Марко глянул ей вслед, ударил шапкой об пол:
— Ну и казачка! Вот это казачка! Так ветром от нее и веет. Если не будем дураками — как вареники в масле будем плавать. Говорят, казачки на любовь очень жадные. Смотри, Тимко, не проворонь. Ты к ней ладком да с лаской — она еще и по одежке подарит.
Тимко скосил на Марка сонные глаза.
— Тебе что, в мозги кровь ударила? Так я тебе немного отцежу из носа.
Марко затих и начал располагаться как дома. Снял с себя чумарку, какие-то бабьи кацавейки и в одной домашней сорочке, грязной и мятой, развалился на лавке. Тимко тоже снял кожушок, фуражку, размотал на шее рушник, глянул на вышивку, усмехнулся, бросил в угол.
От ласкового, домашнего тепла Тимка разморило, не хотелось ни двигаться, ни говорить. Чтобы прогнать сон, который наваливался на него теплой волной и выстилал ватой твердый пол, хлопец бродил по светлице, блуждая невидящим взором по стенам и чувствуя, как мгновеньями его окутывает что-то теплое и мягкое.
«Ну, так я и ужина не дождусь»,— подумал он и, набросив на плечи кожушок, вышел из сеней. Тотчас же его ожег мороз и снежной лапой смахнул сон с его лица. Тимко откинул полу кожушка, высек из самодельной зажигалки огонь и закурил. Ветер утих. Месяц за хатой не был виден, только с железной крыши стекал на снег лунный дождь и снег под ним кипел и стрелял стальными иглами. Небо — прозрачная ледяная глыба, скользкая, холодная, утыкана золотыми гвоздиками звезд. А там, в какой она стороне, за этой ледяной глыбой — Трояновка? Ох, как она теперь далеко.
Де Крим за горами,
Там сонечко сяє,
Там моя голубка
З жалю завмирає…—
вспоминается Тимку старинная песня, которую он слышал с самого детства. Пела ее мать, пели девчата на Ташани, когда белили полотно, пели молодицы на сенокосе, сгребая колхозное сено,— и вот уже не чувствует Тимко ни мороза, ни холода и, погружаясь в синеву грез, клонит чубатую голову. В пальцах гаснет цигарка.

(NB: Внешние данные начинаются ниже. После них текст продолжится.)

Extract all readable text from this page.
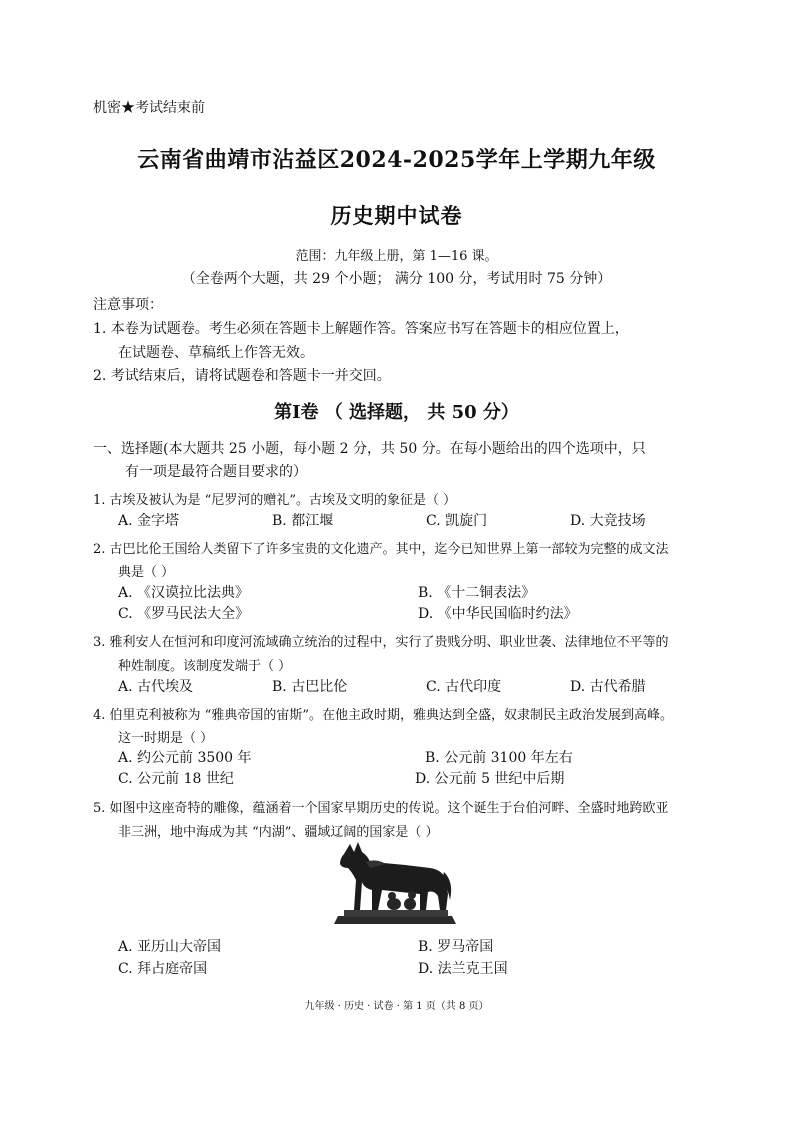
机密★考试结束前
云南省曲靖市沾益区2024-2025学年上学期九年级
历史期中试卷
范围：九年级上册，第 1—16 课。
（全卷两个大题，共 29 个小题； 满分 100 分，考试用时 75 分钟）
注意事项：
1. 本卷为试题卷。考生必须在答题卡上解题作答。答案应书写在答题卡的相应位置上，
在试题卷、草稿纸上作答无效。
2. 考试结束后，请将试题卷和答题卡一并交回。
第Ⅰ卷 （ 选择题， 共 50 分）
一、选择题(本大题共 25 小题，每小题 2 分，共 50 分。在每小题给出的四个选项中，只
有一项是最符合题目要求的）
1. 古埃及被认为是 “尼罗河的赠礼”。古埃及文明的象征是（ ）
A. 金字塔	B. 都江堰	C. 凯旋门	D. 大竞技场
2. 古巴比伦王国给人类留下了许多宝贵的文化遗产。其中，迄今已知世界上第一部较为完整的成文法
典是（ ）
A. 《汉谟拉比法典》	B. 《十二铜表法》
C. 《罗马民法大全》	D. 《中华民国临时约法》
3. 雅利安人在恒河和印度河流域确立统治的过程中，实行了贵贱分明、职业世袭、法律地位不平等的
种姓制度。该制度发端于（ ）
A. 古代埃及	B. 古巴比伦	C. 古代印度	D. 古代希腊
4. 伯里克利被称为 “雅典帝国的宙斯”。在他主政时期，雅典达到全盛，奴隶制民主政治发展到高峰。
这一时期是（ ）
A. 约公元前 3500 年	B. 公元前 3100 年左右
C. 公元前 18 世纪	D. 公元前 5 世纪中后期
5. 如图中这座奇特的雕像，蕴涵着一个国家早期历史的传说。这个诞生于台伯河畔、全盛时地跨欧亚
非三洲，地中海成为其 “内湖”、疆域辽阔的国家是（ ）
A. 亚历山大帝国	B. 罗马帝国
C. 拜占庭帝国	D. 法兰克王国
九年级 · 历史 · 试卷 · 第 1 页（共 8 页）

…Ему уже было двенадцать лет, и он пас корову за Ташанью. Был летний день. Травы брызгались соком, а вода в Ташани пахла земляникой. Коровы несли на рогах солнце, в глазах — небо, а в вымени — молоко. Мальчишки играли в войну, рубились на бугре саблями, насмерть, без пленных. Прибегали после жаркой схватки с горящими глазами, грязные, вспотевшие, гарцевали на палках, лопухами бинтовали раны, а чтоб они были страшнее, чтоб кровь из них так и хлестала, мазали руки и лица земляникой. Тимко не играл в войну. Он был хан. На шею ему повесили ожерелье из лилий, сделали из лопуха шапку, посадили на копенку сена и дали в руки саблю.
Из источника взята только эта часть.